Das das ganz offensichtlich möglich ist, zeigten Waldbilder mit üppiger natürlicher Verjüngung. "Gesunder Wald wächst unter Wald und die nächste Generation ersetzt den geernteten oder abgestorbenen Baum nahtlos." Der Wechsel vom Reinbestand zum vielfältigen naturnahen Mischbestand ist jedoch nicht zufällig.  Ein wichtiger Faktor: "Ohne intensive Jagd und Anpassung der Jagdmethoden wäre der Wechsel zu vielfältigen Mischwäldern nicht möglich gewesen," weiß der Eckart Hink aus jahrzehntelanger Erfahrung. Grund: Nadelholzreinbestände sind arm an Bodenpflanzen. Deshalb wird dort jeder Tannen- oder Buchenkeimling zur Leckerei für das Rehwild.

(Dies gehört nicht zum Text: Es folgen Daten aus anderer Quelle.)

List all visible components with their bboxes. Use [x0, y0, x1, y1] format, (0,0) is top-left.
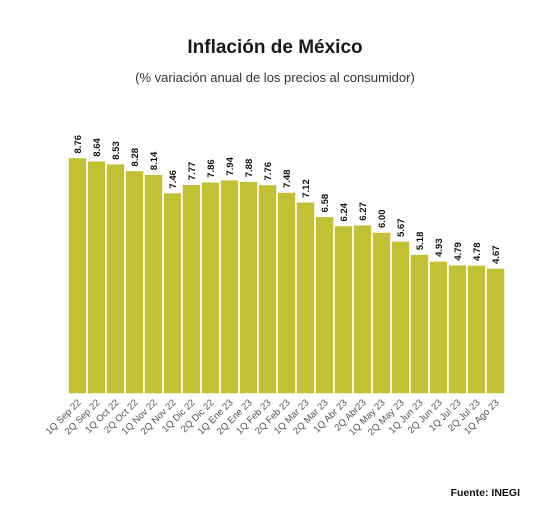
source-note: Fuente: INEGI	[450, 487, 520, 499]
bar-8	[200, 181, 221, 395]
data-label-18: 5.67	[396, 218, 407, 237]
data-label-12: 7.48	[282, 170, 293, 189]
bar-7	[181, 183, 202, 395]
data-label-3: 8.53	[111, 141, 122, 160]
bar-3	[105, 162, 126, 395]
bar-17	[371, 231, 392, 395]
data-label-20: 4.93	[434, 238, 445, 257]
data-label-8: 7.86	[206, 159, 217, 178]
bar-2	[86, 159, 107, 395]
bar-22	[466, 264, 487, 395]
bar-15	[333, 224, 354, 395]
bar-12	[276, 191, 297, 395]
data-label-5: 8.14	[149, 151, 160, 170]
data-label-15: 6.24	[339, 202, 350, 221]
bar-1	[67, 156, 88, 395]
data-label-17: 6.00	[377, 210, 388, 229]
bar-9	[219, 178, 240, 395]
chart-title: Inflación de México	[187, 37, 363, 58]
bar-19	[409, 253, 430, 395]
data-label-7: 7.77	[187, 162, 198, 181]
bar-16	[352, 223, 373, 395]
bar-23	[485, 267, 506, 395]
bar-10	[238, 180, 259, 395]
bar-13	[295, 201, 316, 395]
bar-21	[447, 263, 468, 395]
bar-5	[143, 173, 164, 395]
data-label-9: 7.94	[225, 156, 236, 175]
bar-6	[162, 191, 183, 395]
data-label-16: 6.27	[358, 202, 369, 221]
data-label-13: 7.12	[301, 179, 312, 198]
bar-18	[390, 240, 411, 395]
data-label-1: 8.76	[73, 135, 84, 154]
chart-subtitle: (% variación anual de los precios al con…	[135, 70, 415, 85]
data-label-11: 7.76	[263, 162, 274, 181]
data-label-14: 6.58	[320, 194, 331, 213]
bar-11	[257, 183, 278, 395]
data-label-23: 4.67	[491, 245, 502, 264]
data-label-19: 5.18	[415, 232, 426, 251]
data-label-6: 7.46	[168, 170, 179, 189]
data-label-2: 8.64	[92, 138, 103, 157]
data-label-21: 4.79	[453, 242, 464, 261]
data-label-22: 4.78	[472, 242, 483, 261]
data-label-10: 7.88	[244, 159, 255, 178]
bar-4	[124, 169, 145, 395]
bar-14	[314, 215, 335, 395]
bar-20	[428, 260, 449, 395]
data-label-4: 8.28	[130, 148, 141, 167]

Naturnaher Mischwald: Lebensraum für Pflanzen, Pilze und Tiere, zugleich Öko-Holzfabrik, Wasser- und Sauerstoffproduzent, Boden-und Klimaschützer und wunderbarer Erholungsort in einem.
Naturnaher Mischwald: Lebensraum für Pflanzen, Pilze und Tiere, zugleich Öko-Holzfabrik, Wasser- und Sauerstoffproduzent, Boden-und Klimaschützer und wunderbarer Erholungsort in einem.

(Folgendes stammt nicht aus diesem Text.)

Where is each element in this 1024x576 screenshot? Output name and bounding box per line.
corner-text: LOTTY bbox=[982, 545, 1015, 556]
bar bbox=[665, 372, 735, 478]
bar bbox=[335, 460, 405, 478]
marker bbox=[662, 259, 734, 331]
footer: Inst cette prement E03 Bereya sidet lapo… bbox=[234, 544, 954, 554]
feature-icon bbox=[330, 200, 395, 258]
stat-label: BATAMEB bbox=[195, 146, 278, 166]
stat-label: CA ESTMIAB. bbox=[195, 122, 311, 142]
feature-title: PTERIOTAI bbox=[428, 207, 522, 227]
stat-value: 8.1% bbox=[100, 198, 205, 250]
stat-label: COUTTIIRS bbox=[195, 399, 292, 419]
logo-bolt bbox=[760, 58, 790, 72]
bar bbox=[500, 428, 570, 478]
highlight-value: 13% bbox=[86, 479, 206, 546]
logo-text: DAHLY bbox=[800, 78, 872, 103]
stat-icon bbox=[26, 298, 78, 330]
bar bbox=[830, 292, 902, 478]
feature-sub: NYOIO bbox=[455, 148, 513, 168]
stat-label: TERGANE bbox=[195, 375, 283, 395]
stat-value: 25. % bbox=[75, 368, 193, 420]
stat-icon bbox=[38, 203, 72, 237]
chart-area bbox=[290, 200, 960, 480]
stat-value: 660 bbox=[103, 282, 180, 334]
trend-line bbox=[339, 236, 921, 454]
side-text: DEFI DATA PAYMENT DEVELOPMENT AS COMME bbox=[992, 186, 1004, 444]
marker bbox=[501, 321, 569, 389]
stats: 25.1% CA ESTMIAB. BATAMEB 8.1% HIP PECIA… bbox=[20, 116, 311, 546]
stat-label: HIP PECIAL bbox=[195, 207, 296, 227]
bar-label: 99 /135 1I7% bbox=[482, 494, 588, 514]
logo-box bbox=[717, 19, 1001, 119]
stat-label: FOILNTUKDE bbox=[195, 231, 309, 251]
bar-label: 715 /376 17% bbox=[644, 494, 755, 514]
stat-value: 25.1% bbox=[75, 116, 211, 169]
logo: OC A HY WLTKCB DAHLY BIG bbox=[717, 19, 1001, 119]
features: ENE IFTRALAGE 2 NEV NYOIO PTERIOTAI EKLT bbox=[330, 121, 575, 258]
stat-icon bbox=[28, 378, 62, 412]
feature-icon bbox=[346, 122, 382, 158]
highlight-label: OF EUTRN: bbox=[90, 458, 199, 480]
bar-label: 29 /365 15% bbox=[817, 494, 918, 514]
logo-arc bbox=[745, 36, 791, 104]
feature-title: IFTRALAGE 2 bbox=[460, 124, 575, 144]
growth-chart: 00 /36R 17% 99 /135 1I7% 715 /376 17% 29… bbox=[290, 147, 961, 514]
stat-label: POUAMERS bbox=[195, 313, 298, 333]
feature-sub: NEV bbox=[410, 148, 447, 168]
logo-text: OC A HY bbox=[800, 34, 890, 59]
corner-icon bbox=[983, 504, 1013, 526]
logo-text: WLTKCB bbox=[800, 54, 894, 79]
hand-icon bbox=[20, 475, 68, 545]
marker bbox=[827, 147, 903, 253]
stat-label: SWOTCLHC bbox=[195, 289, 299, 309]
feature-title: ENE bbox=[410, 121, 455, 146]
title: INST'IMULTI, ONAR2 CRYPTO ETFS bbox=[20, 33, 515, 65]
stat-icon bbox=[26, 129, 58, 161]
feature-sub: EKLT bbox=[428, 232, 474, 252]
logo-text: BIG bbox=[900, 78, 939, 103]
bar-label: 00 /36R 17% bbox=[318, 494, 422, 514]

Auch beim Thema Holznutzung räumt der Fachmann mit falsch verstandenem Naturschutz auf: 

Der Wald ist nicht nur Natur und Lebensraum, sondern auch eine Fabrik, und zwar die natürlichste Fabrik der Welt und dazu noch völlig schadstofffrei, denn aus Wasser, Kohlendioxid und Sonne wird Holz und Sauerstoff produziert. "Wer auf ökologischen Holzstühlen am ökologischen Holztisch im ökologischen Holzhaus sitzen möchte, der muss akzeptieren, dass dafür Bäume gefällt werden."

 

Thema Erholungswald: Der moderne Stadt-Mensch, der den Wald vor allem als geeigneten Ort sieht, dort seinen Sport oder Hobby auszuüben, hat beim Waldbesuch vielleicht nur dieses im Blickwinkel.  Der Waldfreund Hink unterstreicht das: "Erholung im Wald ist wunderschön, gesund für Körper, Geist und Seele!" Aber eben auch nur ein Anspruch unter vielen.

 

Und Stück für Stück fügen sich die Puzzleteile multifunktionaler, naturnaher Waldwirtschaft zu einem Ganzen: 

"Wichtig ist, zu verstehen, dass der Wald vor allem eines sein soll: Eine Symbiose - ein gedeihliches Miteinander zum Wohle aller auf ihn angewiesenen Lebewesen, und dazu gehört der Mensch!"